17e zondag door het jaar

KerkjaarCyclus: C

Intredelied:
564 Weest niet bezorgd
709 Wij hebben een sterke stad
733 Wij zijn de druppels van één stroom
Antwoordpsalm:
P186 17e zondag door het jaar - C
Alleluia-vers:
4i Alleluia — Geprezen de Heer
Bij de bereiding van de gaven:
526 Al wat er nodig is
734 Wij bidden U om vrede
Communiezang:
526 Al wat er nodig is
816 Hoor, God, ons roepen
Slotlied:
733 Wij zijn de druppels van één stroom

De eerste lezing spreekt opnieuw over Abraham, ditmaal als de rechtvaardige die een vrijmoedig voorspreker wordt voor de mensheid. Als intredezang kan men lied 709 nemen: Wij hebben een sterke stad, een stad door de Heer omringd. Men kiest dan zeker ook de 4de strofe, die al heel sprekend de band legt met de eerste lezing over de stad die gespaard zou blijven om een tiental rechtvaardigen! Andere mogelijkheden zijn lied 564 Wees niet bezorgd voor uw leven (dat het evangelie al aankondigt) of 733 Wij zijn de druppels van één stroom (dat spreekt over vertrouwen en andere goede gaven die God schenkt).

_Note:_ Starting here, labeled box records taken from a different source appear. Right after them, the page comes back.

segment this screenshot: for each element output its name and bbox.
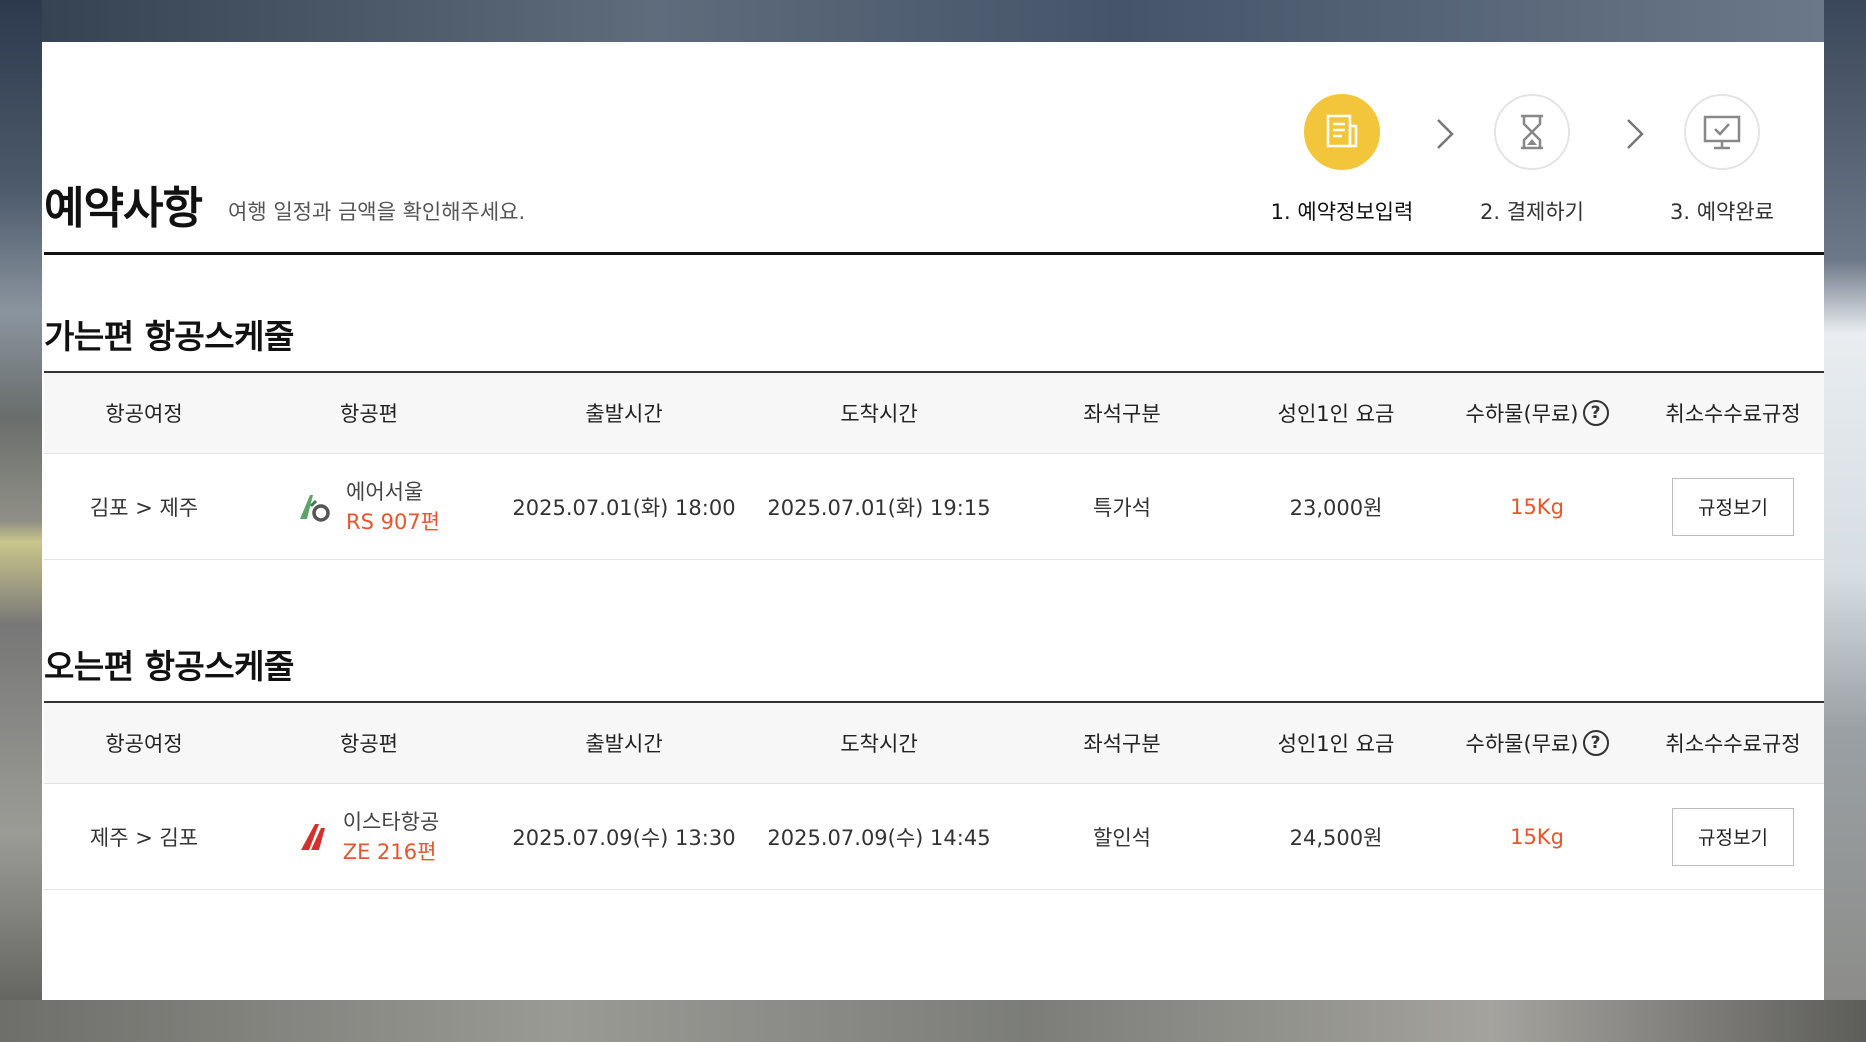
flight-cell: 에어서울 RS 907편 xyxy=(244,477,494,537)
column-header-flight: 항공편 xyxy=(340,732,398,756)
column-header-cancel-rule: 취소수수료규정 xyxy=(1665,732,1801,756)
arrival-time: 2025.07.09(수) 14:45 xyxy=(767,825,991,850)
column-header-departure: 출발시간 xyxy=(585,402,663,426)
cancel-rule-cell: 규정보기 xyxy=(1642,807,1824,866)
flight-number: ZE 216편 xyxy=(342,839,437,864)
page-subtitle: 여행 일정과 금액을 확인해주세요. xyxy=(228,200,526,224)
baggage-header-label: 수하물(무료) xyxy=(1465,732,1579,756)
view-rules-button[interactable]: 규정보기 xyxy=(1672,477,1794,536)
departure-time: 2025.07.01(화) 18:00 xyxy=(512,495,736,520)
view-rules-button[interactable]: 규정보기 xyxy=(1672,807,1794,866)
eastar-logo-icon xyxy=(300,823,325,850)
departure-time: 2025.07.09(수) 13:30 xyxy=(512,825,736,850)
background-bottom xyxy=(0,1000,1866,1042)
column-header-seat-class: 좌석구분 xyxy=(1083,732,1161,756)
outbound-schedule-table: 항공여정 항공편 출발시간 도착시간 좌석구분 성인1인 요금 수하물(무료) … xyxy=(44,371,1824,560)
step-reservation-info: 1. 예약정보입력 xyxy=(1262,94,1422,226)
column-header-flight: 항공편 xyxy=(340,402,398,426)
column-header-route: 항공여정 xyxy=(105,402,183,426)
column-header-seat-class: 좌석구분 xyxy=(1083,402,1161,426)
seat-class: 할인석 xyxy=(1093,825,1151,850)
column-header-route: 항공여정 xyxy=(105,732,183,756)
help-icon[interactable]: ? xyxy=(1582,400,1609,426)
flight-cell: 이스타항공 ZE 216편 xyxy=(244,807,494,867)
airseoul-logo-icon xyxy=(300,494,330,522)
column-header-baggage: 수하물(무료) ? xyxy=(1432,728,1642,758)
step-label: 2. 결제하기 xyxy=(1480,200,1584,224)
reservation-panel: 예약사항 여행 일정과 금액을 확인해주세요. 1. 예약정보입력 2. 결제하… xyxy=(42,42,1824,1000)
seat-class: 특가석 xyxy=(1093,495,1151,520)
arrival-time: 2025.07.01(화) 19:15 xyxy=(767,495,991,520)
header-divider xyxy=(44,252,1824,255)
step-label: 3. 예약완료 xyxy=(1670,200,1774,224)
route-cell: 김포 > 제주 xyxy=(89,495,199,520)
table-row: 제주 > 김포 이스타항공 ZE 216편 2025.07.09(수) 13:3… xyxy=(44,784,1824,890)
hourglass-icon xyxy=(1494,94,1570,170)
adult-fare: 24,500원 xyxy=(1289,825,1383,850)
table-row: 김포 > 제주 에어서울 RS 907편 2025.07.01(화) 18:00… xyxy=(44,454,1824,560)
column-header-arrival: 도착시간 xyxy=(840,402,918,426)
baggage-allowance: 15Kg xyxy=(1510,494,1564,519)
background-right xyxy=(1824,0,1866,1042)
monitor-check-icon xyxy=(1684,94,1760,170)
column-header-adult-fare: 성인1인 요금 xyxy=(1277,732,1395,756)
airline-name: 에어서울 xyxy=(346,479,424,504)
background-left xyxy=(0,0,42,1042)
step-label: 1. 예약정보입력 xyxy=(1270,200,1414,224)
airline-name: 이스타항공 xyxy=(342,809,440,834)
inbound-schedule-table: 항공여정 항공편 출발시간 도착시간 좌석구분 성인1인 요금 수하물(무료) … xyxy=(44,701,1824,890)
table-header-row: 항공여정 항공편 출발시간 도착시간 좌석구분 성인1인 요금 수하물(무료) … xyxy=(44,373,1824,454)
background-top xyxy=(0,0,1866,42)
column-header-baggage: 수하물(무료) ? xyxy=(1432,398,1642,428)
step-complete: 3. 예약완료 xyxy=(1642,94,1802,226)
page-title: 예약사항 xyxy=(44,183,203,234)
baggage-allowance: 15Kg xyxy=(1510,824,1564,849)
column-header-arrival: 도착시간 xyxy=(840,732,918,756)
baggage-header-label: 수하물(무료) xyxy=(1465,402,1579,426)
column-header-adult-fare: 성인1인 요금 xyxy=(1277,402,1395,426)
inbound-section-title: 오는편 항공스케줄 xyxy=(44,647,294,686)
route-cell: 제주 > 김포 xyxy=(89,825,199,850)
progress-steps: 1. 예약정보입력 2. 결제하기 3. 예약완료 xyxy=(1262,94,1802,224)
table-header-row: 항공여정 항공편 출발시간 도착시간 좌석구분 성인1인 요금 수하물(무료) … xyxy=(44,703,1824,784)
column-header-cancel-rule: 취소수수료규정 xyxy=(1665,402,1801,426)
column-header-departure: 출발시간 xyxy=(585,732,663,756)
help-icon[interactable]: ? xyxy=(1582,730,1609,756)
outbound-section-title: 가는편 항공스케줄 xyxy=(44,317,294,356)
cancel-rule-cell: 규정보기 xyxy=(1642,477,1824,536)
step-payment: 2. 결제하기 xyxy=(1452,94,1612,226)
adult-fare: 23,000원 xyxy=(1289,495,1383,520)
flight-number: RS 907편 xyxy=(346,509,440,534)
document-icon xyxy=(1304,94,1380,170)
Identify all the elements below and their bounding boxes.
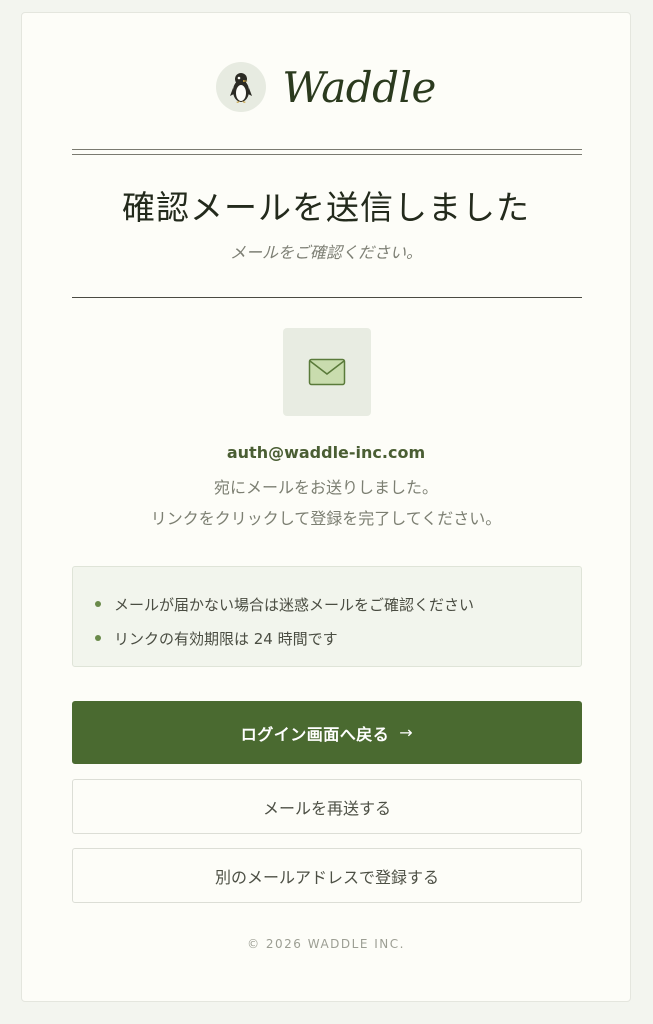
section-divider — [72, 297, 582, 298]
resend-email-button[interactable]: メールを再送する — [72, 779, 582, 834]
instruction-message: リンクをクリックして登録を完了してください。 — [150, 509, 502, 528]
notes-box: メールが届かない場合は迷惑メールをご確認ください リンクの有効期限は 24 時間… — [72, 566, 582, 667]
resend-email-label: メールを再送する — [262, 798, 391, 818]
page-subtitle: メールをご確認ください。 — [229, 243, 422, 262]
brand-name: Waddle — [282, 62, 436, 112]
envelope-icon — [308, 358, 346, 386]
sent-message: 宛にメールをお送りしました。 — [213, 478, 438, 497]
back-to-login-label: ログイン画面へ戻る — [240, 724, 390, 744]
brand-header: Waddle — [22, 61, 630, 113]
register-other-email-button[interactable]: 別のメールアドレスで登録する — [72, 848, 582, 903]
note-text: リンクの有効期限は 24 時間です — [114, 629, 338, 648]
penguin-icon — [216, 62, 267, 112]
envelope-icon-box — [283, 328, 371, 416]
confirmation-card: Waddle 確認メールを送信しました メールをご確認ください。 auth@wa… — [21, 12, 631, 1002]
bullet-icon — [95, 635, 101, 641]
back-to-login-button[interactable]: ログイン画面へ戻る → — [72, 701, 582, 764]
register-other-email-label: 別のメールアドレスで登録する — [214, 867, 439, 887]
page-title: 確認メールを送信しました — [122, 188, 530, 227]
header-divider — [72, 149, 582, 155]
bullet-icon — [95, 601, 101, 607]
footer-copyright: © 2026 WADDLE INC. — [247, 937, 405, 951]
arrow-right-icon: → — [399, 723, 414, 742]
note-item: リンクの有効期限は 24 時間です — [95, 621, 559, 655]
recipient-email: auth@waddle-inc.com — [226, 443, 426, 462]
note-text: メールが届かない場合は迷惑メールをご確認ください — [114, 595, 475, 614]
note-item: メールが届かない場合は迷惑メールをご確認ください — [95, 587, 559, 621]
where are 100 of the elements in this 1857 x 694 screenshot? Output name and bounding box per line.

De antwoordpsalm, psalm 138, vertolkt het dankbare vertrouwen van iemand wiens gebed werd verhoord. Het keervers luidt: “Wanneer ik tot u riep, hebt Gij mij steeds verhoord” (P 186). Zo kondigt hij ook al het evangelie aan.

De communiezang 526 vat de woorddienst rond het smeekgebed nog eens samen: Al wat er nodig is, vraag dat in Jezus’ Naam. Andere mogelijke liederen die de thematiek van het bidden uitdrukken zijn: 734 Wij bidden U om vrede, en 816 Hoor, God ons roepen.